Dada lost his mother and sister-in-law to Covid at GMC Anantnag within 36 hours.

He said that an X-Ray was done on April 29, two days after his mother was admitted, and that too after the family begged the doctors to do so. “My mother spent 14 days at the hospital, along with my sister-in-law who was admitted on April 29, before she succumbed. All along we were petrified at the cold approach of the staff, be it doctors or the paramedics,” Dada said.

He added that the doctors threatened with an FIR every time anyone questioned them for not attending to the patients properly. “My father was also admitted to the hospital on May 1 and he literally begged the doctors to let him go home after witnessing the situation there. He was adamant that he wanted to die peacefully at home and not at the butcher shop the hospital has become,” Dada said.

The hospital, as per government data, does not have a single ICU bed. The administration has also been found lax in referring patients who are in need of invasive ventilation, leading to deaths of many patients at the hospital.

“We understand they are low on infrastructure but the way the doctors and the paramedics behave at the hospital is inexcusable,” Sarwar Zargar, a resident of Bijbehara, told Kashmir Reader.

Zargar, too, lost his mother at the hospital. He lamented the apathy of the hospital administration as well as of the doctors. “My mother remained admitted to the hospital for 17 days and the only time I saw a doctor was on the last day, when they enacted the drama of trying to save her,” Zargar said.

He told Kashmir Reader that even the paramedics were not attending to the patients for administering medicine, injections, or for changing the oxygen cylinders.

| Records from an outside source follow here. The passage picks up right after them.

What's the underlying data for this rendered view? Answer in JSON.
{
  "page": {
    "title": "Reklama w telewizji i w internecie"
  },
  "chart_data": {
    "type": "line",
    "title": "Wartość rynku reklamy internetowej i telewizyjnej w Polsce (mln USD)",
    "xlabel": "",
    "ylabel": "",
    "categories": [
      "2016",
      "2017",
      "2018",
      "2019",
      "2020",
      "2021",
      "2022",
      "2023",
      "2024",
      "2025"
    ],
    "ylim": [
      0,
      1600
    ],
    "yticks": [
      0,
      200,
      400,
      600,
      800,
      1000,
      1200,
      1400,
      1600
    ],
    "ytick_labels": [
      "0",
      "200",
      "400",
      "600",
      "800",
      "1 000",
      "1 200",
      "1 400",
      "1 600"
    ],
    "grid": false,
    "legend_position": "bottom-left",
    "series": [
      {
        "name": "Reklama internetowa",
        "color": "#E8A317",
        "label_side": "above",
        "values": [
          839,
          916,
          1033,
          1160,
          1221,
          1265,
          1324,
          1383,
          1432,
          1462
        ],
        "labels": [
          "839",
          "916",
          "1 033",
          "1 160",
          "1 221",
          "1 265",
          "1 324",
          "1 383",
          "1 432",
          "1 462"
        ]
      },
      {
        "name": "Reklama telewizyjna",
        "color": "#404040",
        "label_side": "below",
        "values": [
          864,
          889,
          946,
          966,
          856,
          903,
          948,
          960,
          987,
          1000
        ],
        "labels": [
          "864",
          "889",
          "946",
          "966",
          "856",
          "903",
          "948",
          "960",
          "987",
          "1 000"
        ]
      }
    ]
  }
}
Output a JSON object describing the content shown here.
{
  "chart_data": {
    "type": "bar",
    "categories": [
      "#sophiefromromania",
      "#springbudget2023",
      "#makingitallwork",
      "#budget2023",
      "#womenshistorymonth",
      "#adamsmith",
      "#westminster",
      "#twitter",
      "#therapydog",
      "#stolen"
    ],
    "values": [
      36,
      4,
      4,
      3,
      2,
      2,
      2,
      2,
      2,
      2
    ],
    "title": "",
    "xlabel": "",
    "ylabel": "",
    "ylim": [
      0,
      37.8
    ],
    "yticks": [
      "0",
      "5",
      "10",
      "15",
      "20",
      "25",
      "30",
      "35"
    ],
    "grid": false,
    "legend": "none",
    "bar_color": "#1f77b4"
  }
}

“There were a few volunteers who did all the work. These volunteers, who also had their loved ones admitted to the facility, did round the clock work in absence of any attention from either doctors or the paramedics,” Zargar said.

Umar Gazi, from Kadipora area of Anantnag, also lost his mother at the hospital on April 25. He told Kashmir Reader that for two hours the doctors kept watching while his mother’s oxygen saturation level dropped to 30.

“They did not refer her because none of their ambulances had oxygen support. She needed invasive ventilation,” Gazi said, adding that the situation at the hospital was so pathetic that no one blinked when one night lights went out and some critical patients, on high flow oxygen support, were about to die.

“My brother and I ran for oxygen cylinders as the power went out for a good three minutes before it was restored. What kind of a tertiary care hospital faces a power outage in such times?” Gazi asked.

Besides such negligence, families lamented that the senior doctors at the hospital are nowhere to be seen while the junior doctors are unable to take decisions and deal with the situation in a constructive manner.

Asif Nazir Tinda of main town Anantnag, who lost his father at the hospital, had a similar story. He said that his father’s blood samples were taken on April 29 and on May 1 when he went to enquire about the reports, he was told that the samples had not been received at all.

“And, a doctor at the hospital had the audacity to ask me what I needed the reports for. When I argued, I was threatened with an FIR,” Tinda said.

Amid such public outrage and mounting complaints about the working of the hospital, Principal GMC Anantnag, Dr Showkat Jeelani, maintained that all was well.

“I am proud that the doctors, including junior residents, senior residents as well as consultants, and the other staff of the hospital are working round the clock while putting their life on the line,” Jeelani said.

He said that patients are being given the best of treatment and the doctors were trying everything in their hands to save the patients. “Some of them die and it is because they have serious illness and despite our best efforts,” he said.

Asked why the critical patients were not being referred, Jeelani said that he was told that their families refused to take the hospital ambulance and insisted on being provided a critical care ambulance.